The capital of China, Beijing is also known as the cultural heart of the city and is home to many historical gems such as the Forbidden City and Summer Palace which now house a wealth of ancient art treasures. Studying art in China also means exposure to an entirely different way of understanding contemporary art. The 798 Art Zone (also called the Dashanzi Art District) is the place to go in order to get a feel for Beijing’s current art scene. There you can find old warehouses converted into contemporary art galleries, unique cafes, bookstores, and art festivals.
#5. Edinburgh, Scotland
If Scotland is known for one thing it's the breathtaking green scenery of the highlands, leaving in its wake legends and lore that have long produced and inspired works of art from both locals and globetrotters. Scotland is so scenic it even inspired an entire Pixar film -- Brave.
The history of Scotland, filled with Vikings and Celts, is as rich as the scenery, making for art history that's well worth exploring. Edinburgh is a compact, hilly city with sweeping views and cozy corridors perfect for many rainy a day. Serving as a focal point of the city, Edinburgh Castle makes a pretty picture and is filled with historical relics while the Scottish National Gallery is the largest art gallery around while the Red Foot Gallery, North Edinburgh Arts Centre and the Scottish Gallery are off-the-beaten-path favorites.
#6. Athens, Greece
Push through your art boundaries with help from the gods. The Ancient Greeks gave birth to Western Classical art creating some of the first sculptures, statues and pottery the world had ever seen. For both artists and art historians, the unparalleled access to historical settings, works, and stories that Greece offers, make studying abroad here an experience for the ages.
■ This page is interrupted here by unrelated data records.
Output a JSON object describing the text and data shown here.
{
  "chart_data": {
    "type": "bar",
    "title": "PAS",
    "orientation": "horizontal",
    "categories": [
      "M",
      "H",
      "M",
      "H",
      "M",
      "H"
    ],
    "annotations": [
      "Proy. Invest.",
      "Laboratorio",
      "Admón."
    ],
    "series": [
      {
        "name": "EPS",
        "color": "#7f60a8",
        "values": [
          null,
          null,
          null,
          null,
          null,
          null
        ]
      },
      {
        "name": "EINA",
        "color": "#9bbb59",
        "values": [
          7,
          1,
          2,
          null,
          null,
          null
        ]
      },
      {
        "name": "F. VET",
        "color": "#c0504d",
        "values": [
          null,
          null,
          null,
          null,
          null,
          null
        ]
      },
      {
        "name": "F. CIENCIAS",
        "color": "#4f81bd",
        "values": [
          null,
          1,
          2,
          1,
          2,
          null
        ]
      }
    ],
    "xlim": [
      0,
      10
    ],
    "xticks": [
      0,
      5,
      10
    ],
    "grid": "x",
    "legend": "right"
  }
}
Athens, the bustling capital city, is a land of contrasts that make for a visual feast worthy of photographs, sketching, and painting. The Acropolis, an ancient temple dedicated to Athena, is sure to inspire a sense of artistic wonder. More modern settings such as the Ileana Tounta Contemporary Art Centre and Breeder Gallery are filled with innovation while political movements during this unique period in history have also led to unique and interesting protest graffiti in the streets.
#7. Melbourne, Australia
Melbourne may not be the political capital of Australia, but it certainly leads the pack when it comes to art. With more than 100 galleries in the city, there’s something for every art lover, from large national museums to independent artist-run cooperatives.
Australia has an art scene that is as long storied and varied as its own history. Aboriginal Australian art, in particular, is known for rock painting and engraving, desert landscapes, earthy tones, and the use of natural tools, canvases, and paints. Notable museums in Melbourne include the Melbourne Museum and the National Gallery of Victoria. Melbourne also has extensive street art, as well as a whole graffiti subculture.
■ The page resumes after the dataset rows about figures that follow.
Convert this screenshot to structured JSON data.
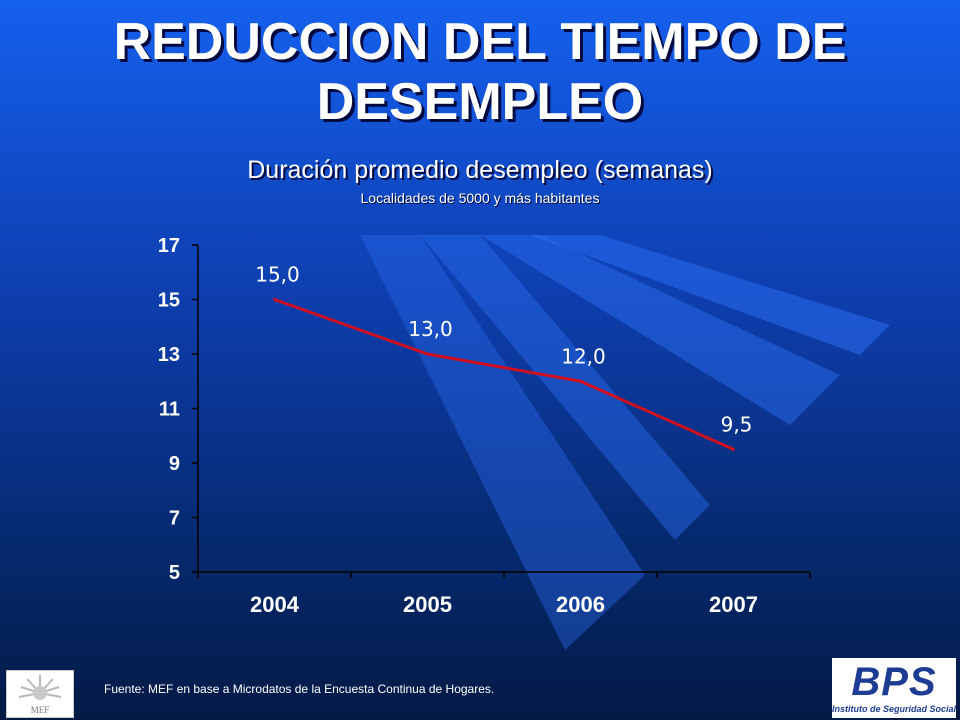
{
  "title": "REDUCCION DEL TIEMPO DE DESEMPLEO",
  "title_lines": [
    "REDUCCION DEL TIEMPO DE",
    "DESEMPLEO"
  ],
  "subtitle": "Duración promedio desempleo (semanas)",
  "subsubtitle": "Localidades de 5000 y más habitantes",
  "source": "Fuente: MEF en base a Microdatos de la Encuesta Continua de Hogares.",
  "logos": {
    "mef": "MEF",
    "bps_name": "BPS",
    "bps_sub": "Instituto de Seguridad Social"
  },
  "colors": {
    "background_top": "#1560ee",
    "background_bottom": "#031a45",
    "line": "#d01020",
    "text": "#ffffff"
  },
  "chart_data": {
    "type": "line",
    "categories": [
      "2004",
      "2005",
      "2006",
      "2007"
    ],
    "series": [
      {
        "values": [
          15.0,
          13.0,
          12.0,
          9.5
        ]
      }
    ],
    "data_labels": [
      "15,0",
      "13,0",
      "12,0",
      "9,5"
    ],
    "ylim": [
      5,
      17
    ],
    "yticks": [
      5,
      7,
      9,
      11,
      13,
      15,
      17
    ],
    "ytick_labels": [
      "5",
      "7",
      "9",
      "11",
      "13",
      "15",
      "17"
    ],
    "grid": false,
    "legend": "none",
    "xlabel": "",
    "ylabel": ""
  }
}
#8. Cape Town, South Africa
The art of South Africa is known for vibrant colors and political ties, often dealing with the subject matters of race, inequality, animal conservation, and other aspects prevalent in daily life. For artists who wish to understand the role this history of strife played on the art scene, look no further than Cape Town. Indeed, South Africa is a unique art study abroad destination due to this culmination of local culture and colonialism often reflected in pieces.
In addition to more recent South African and foreign art, museum exhibits provide a glimpse of the historic Bushman rock paintings, which serve as windows into the cultures and lives of the earliest dwellers in Southern Africa. The South African National Art Gallery has a diverse collection of both African and various Europeans pieces for you to explore. Many claim the country is the modern art hub for the entire continent; the newly opened Museum of Contemporary African Art glistens along Cape Town’s waterfront. Not to mention, the city’s natural wonders, from mountains to beaches, are sure to inspire artists as well.
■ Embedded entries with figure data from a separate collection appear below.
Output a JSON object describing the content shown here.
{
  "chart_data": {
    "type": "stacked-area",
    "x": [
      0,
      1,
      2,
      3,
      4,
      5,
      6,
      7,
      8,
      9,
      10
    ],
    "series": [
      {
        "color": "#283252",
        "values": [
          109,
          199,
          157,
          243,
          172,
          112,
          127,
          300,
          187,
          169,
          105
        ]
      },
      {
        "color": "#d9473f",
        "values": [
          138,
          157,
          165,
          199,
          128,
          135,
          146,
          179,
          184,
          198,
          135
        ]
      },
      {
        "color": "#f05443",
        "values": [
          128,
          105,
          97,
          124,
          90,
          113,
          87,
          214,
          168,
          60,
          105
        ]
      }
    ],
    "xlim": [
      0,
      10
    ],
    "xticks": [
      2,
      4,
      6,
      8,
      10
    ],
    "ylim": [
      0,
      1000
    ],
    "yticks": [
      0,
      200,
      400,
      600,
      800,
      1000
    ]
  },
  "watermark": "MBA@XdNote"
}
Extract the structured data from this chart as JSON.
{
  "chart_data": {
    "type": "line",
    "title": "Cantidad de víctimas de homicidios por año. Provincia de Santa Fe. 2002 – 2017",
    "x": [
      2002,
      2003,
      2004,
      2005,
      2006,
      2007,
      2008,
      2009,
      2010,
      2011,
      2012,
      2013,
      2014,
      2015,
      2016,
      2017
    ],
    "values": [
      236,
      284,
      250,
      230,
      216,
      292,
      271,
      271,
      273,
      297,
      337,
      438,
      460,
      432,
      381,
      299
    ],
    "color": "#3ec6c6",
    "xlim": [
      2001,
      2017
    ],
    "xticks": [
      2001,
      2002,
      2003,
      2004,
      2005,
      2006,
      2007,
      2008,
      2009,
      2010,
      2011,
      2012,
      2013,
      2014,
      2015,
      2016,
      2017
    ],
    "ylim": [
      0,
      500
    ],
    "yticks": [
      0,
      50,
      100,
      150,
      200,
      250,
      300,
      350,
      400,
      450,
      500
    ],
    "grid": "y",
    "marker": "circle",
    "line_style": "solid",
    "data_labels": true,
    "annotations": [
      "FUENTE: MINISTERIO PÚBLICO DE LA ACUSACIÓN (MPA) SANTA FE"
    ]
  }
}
#9. Wellington, New Zealand
As far as world history goes, New Zealand is a relatively young country, and thus much of the art scene, apart from the Maori culture, is modern. Much of the nation’s art focuses around visual and plastic arts, with landscapes playing a central role.
Located on the southern tip of New Zealand’s North Island, Wellington is known as the country’s cultural capital. New Zealand’s national museum provides an overview of history and art alike, spanning from the Maori to modern day. Lively Cuba street, often hailed as the country’s quirkiest cultural district, is home to a number of local galleries that provide insight into modern interpretations of the artistic world. Outside of the museums, there is much nature to inspire as well, with glorious mountains, coastal walks, and the world’s most famous fjords just a ferry ride away.
With art across the world, there's really no shortage of great options to hone in on your craft or delve into a deeper understanding of histories with study abroad. Pick the place that speaks most to your heart, and get ready for an incredible adventure that will be sure to have a profound impact on your artistic style. Whether you study abroad in art, art history, or choose a program that combines both, you'll come back with a greater appreciation for the variety and impact of art on the world and its cultures.